Studying wildfire fronts using advection-diffusion-reaction models
Koondanibha Mitra, Qiyao Peng, Cordula Reisch
TL;DR
The paper addresses wildfire front propagation using advection--diffusion--reaction models that couple temperature $T$ and biomass $Y$, and introduces a persistent-fire variant to capture on/off combustion behavior. By non-dimensionalizing and applying a traveling-wave ansatz in one dimension, the authors reduce the problem to a semi-autonomous ODE system in $(u,v,z)$ with an unknown wave speed $c$ and develop a shooting method to locate traveling waves. Numerical experiments compare the full EF and PF PDEs with a linearized approximation, showing two TWs in the no-wind or mild-wind regime (one in each direction) and a single forward TW under strong wind, with solver agreement at the few-percent level. The work yields a practical framework for rapid prediction of wildfire front speeds under varying wind and parameter conditions and sets the stage for rigorous mathematical proofs and extensions to more complex geometries.
Abstract
In this work, we study the propagation of wildfires using an advection--diffusion--reaction model which also includes convective and radiative heat loss. An existing model is discussed \cite{asensio_2002} and a physically consistent modification of the model is proposed. Using this, the existence of travelling waves (TWs) in the one-dimensional case is investigated.
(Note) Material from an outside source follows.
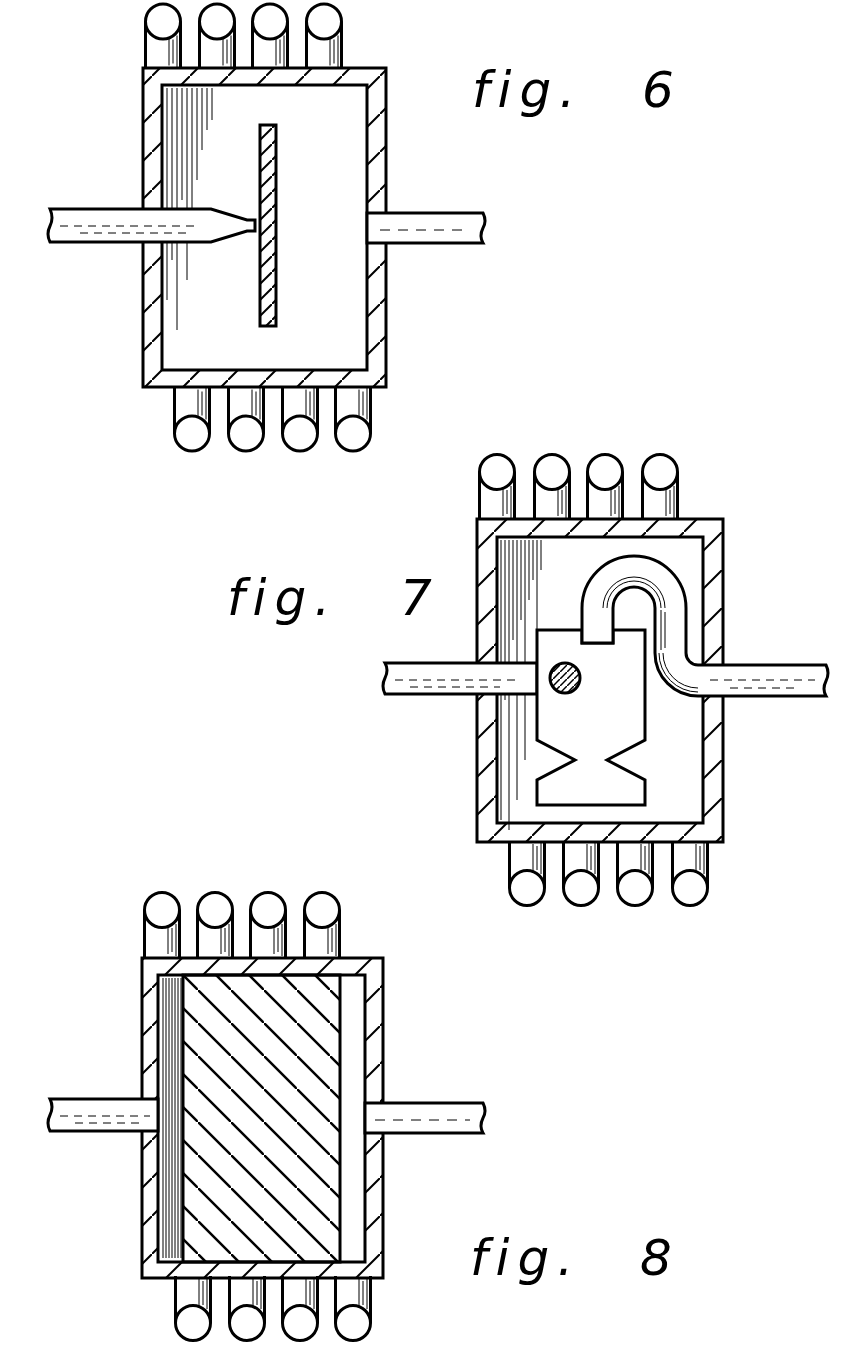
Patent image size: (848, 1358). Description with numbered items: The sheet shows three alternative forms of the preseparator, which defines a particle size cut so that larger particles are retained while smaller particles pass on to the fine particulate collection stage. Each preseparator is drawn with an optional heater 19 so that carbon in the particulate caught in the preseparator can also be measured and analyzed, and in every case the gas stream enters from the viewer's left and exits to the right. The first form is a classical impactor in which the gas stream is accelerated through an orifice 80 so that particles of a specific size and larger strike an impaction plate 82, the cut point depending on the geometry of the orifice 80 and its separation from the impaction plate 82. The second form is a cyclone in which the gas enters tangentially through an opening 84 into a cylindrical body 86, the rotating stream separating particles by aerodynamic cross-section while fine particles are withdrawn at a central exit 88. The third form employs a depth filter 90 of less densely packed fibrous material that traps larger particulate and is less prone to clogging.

Prior numerical studies reveal the existence of TWs \cite{reisch_2023}. Under the travelling wave ansatz and certain approximation, the model is reduced to a semi-autonomous dynamical system with three unknowns which can be analyzed by a shooting algorithm. It is hypothesized that under mild wind speeds, TWs in both directions exist, and under strong tailwinds only TWs in the direction of wind are possible. The theoretical implications are investigated using both solvers for the PDE models and the shooting algorithm. The results match, and unveil the dependence of the fronts on the parameters consistent with the predictions.